Hosted by 01.org, Intel’s Open Source Center Technology Center, the dLeyna project hosts middleware components designed to make it easy for developers to integrate DLNA functionality into applications ranging from classic digital media players to photo editing tools to podcasts.

Thanks to Cloud-dLeyna, an open source HTML5 reference application built using the dLeyna APIs, users can then stream media seamlessly among different devices such as TVs, game players or PCs.

“Using DLNA-certified components such as dLeyna has a clear value for developers, software vendors and device manufacturers, as it eventually reduces their risks when it comes to certifying their own products or software solutions with the DLNA forum,” Hatem Oueslati, dLeyna product manager with Intel’s Open Source Technology Center, told Linux.com. “In addition, it should shorten time to market for them, as the dLeyna software is robust and stable.

“Interoperability and conformance testing against the UPnP and DLNA standards is constantly checked along with the project development,” Oueslati added.

Optimized for Linux

The fact that dLeyna is an open source project has particular advantages, Oueslati pointed out.

“The source code of each of the components involved in this DLNA stack remains open source, and thus is freely accessible by the community, is open for contributions and relies on a flexible licensing scheme that enables developers, software vendors and device manufacturers to mix proprietary software with the latter components,” he explained.

“In addition, the contributions — new-feature introductions, bug fixes and implementations of the evolutions in the DLNA/UPnP standards — are done upstream, so they remain to the benefit of the community,” Oueslati said.

Linux developers are especially likely to benefit.

“The dLeyna project offers a very easy-to-use and very high-level API to Linux native applications through D-Bus,” Oueslati explained. “This offers a language- and toolkit-neutral programming interface that can even be scriptable for testing.”

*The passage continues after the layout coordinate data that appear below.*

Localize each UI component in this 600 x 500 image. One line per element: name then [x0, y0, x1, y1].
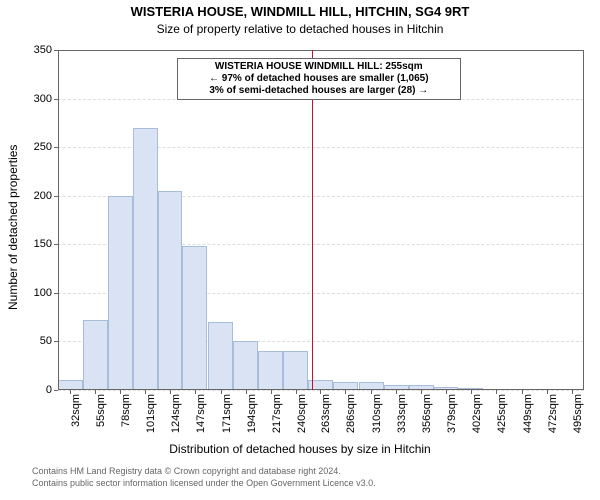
chart-subtitle: Size of property relative to detached ho… [0, 22, 600, 36]
callout-box: WISTERIA HOUSE WINDMILL HILL: 255sqm← 97… [177, 58, 461, 100]
ytick-label: 200 [34, 190, 52, 202]
ytick-label: 50 [40, 335, 52, 347]
plot-area: 05010015020025030035032sqm55sqm78sqm101s… [58, 50, 584, 390]
chart-title: WISTERIA HOUSE, WINDMILL HILL, HITCHIN, … [0, 4, 600, 19]
ytick-label: 350 [34, 44, 52, 56]
ytick-label: 300 [34, 93, 52, 105]
ytick-mark [54, 390, 58, 391]
xtick-label: 32sqm [70, 394, 82, 427]
histogram-bar [108, 196, 133, 390]
callout-line-3: 3% of semi-detached houses are larger (2… [184, 85, 454, 97]
xtick-label: 286sqm [345, 394, 357, 433]
ytick-label: 0 [46, 384, 52, 396]
reference-line [312, 50, 313, 390]
footer-line-1: Contains HM Land Registry data © Crown c… [32, 466, 341, 476]
histogram-bar [208, 322, 233, 390]
histogram-bar [258, 351, 283, 390]
histogram-bar [133, 128, 158, 390]
ytick-label: 250 [34, 141, 52, 153]
chart-container: { "chart": { "type": "histogram", "title… [0, 0, 600, 500]
xtick-label: 495sqm [572, 394, 584, 433]
x-axis-label: Distribution of detached houses by size … [0, 442, 600, 456]
xtick-label: 124sqm [170, 394, 182, 433]
ytick-label: 100 [34, 287, 52, 299]
axis-border [58, 50, 59, 390]
axis-border [58, 389, 584, 390]
xtick-label: 310sqm [371, 394, 383, 433]
callout-line-2: ← 97% of detached houses are smaller (1,… [184, 73, 454, 85]
xtick-label: 356sqm [421, 394, 433, 433]
xtick-label: 402sqm [471, 394, 483, 433]
footer-line-2: Contains public sector information licen… [32, 478, 376, 488]
histogram-bar [83, 320, 108, 390]
xtick-label: 263sqm [320, 394, 332, 433]
xtick-label: 78sqm [120, 394, 132, 427]
xtick-label: 147sqm [195, 394, 207, 433]
histogram-bar [182, 246, 207, 390]
xtick-label: 379sqm [446, 394, 458, 433]
y-axis-label: Number of detached properties [6, 145, 20, 310]
xtick-label: 217sqm [271, 394, 283, 433]
xtick-label: 333sqm [396, 394, 408, 433]
xtick-label: 472sqm [547, 394, 559, 433]
xtick-label: 55sqm [95, 394, 107, 427]
xtick-label: 171sqm [221, 394, 233, 433]
xtick-label: 240sqm [296, 394, 308, 433]
ytick-label: 150 [34, 238, 52, 250]
histogram-bar [233, 341, 258, 390]
xtick-label: 449sqm [522, 394, 534, 433]
histogram-bar [158, 191, 183, 390]
xtick-label: 101sqm [145, 394, 157, 433]
axis-border [583, 50, 584, 390]
xtick-label: 194sqm [246, 394, 258, 433]
histogram-bar [283, 351, 308, 390]
callout-line-1: WISTERIA HOUSE WINDMILL HILL: 255sqm [184, 61, 454, 73]
axis-border [58, 50, 584, 51]
xtick-label: 425sqm [496, 394, 508, 433]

The stack has been designed and integrated for Linux, he added, including optimizing it for Linux communications frameworks ConnMan and NetworkManager, for example.

‘Greater Credibility’

dLeyna’s DLNA certification “highlights how today’s technology must support interoperability and flexibility among an array of different devices, standards, frameworks, infrastructure and other components,” Jay Lyman, a senior analyst for enterprise software at 451 Research, told Linux.com. “Certifications such as DLNA support broader use and greater credibility.”

No less important, meanwhile, is that the news “also reinforces the idea that IT organizations and their people continue to seek and leverage open source software as a way of supporting that interoperability and flexibility,” he concluded.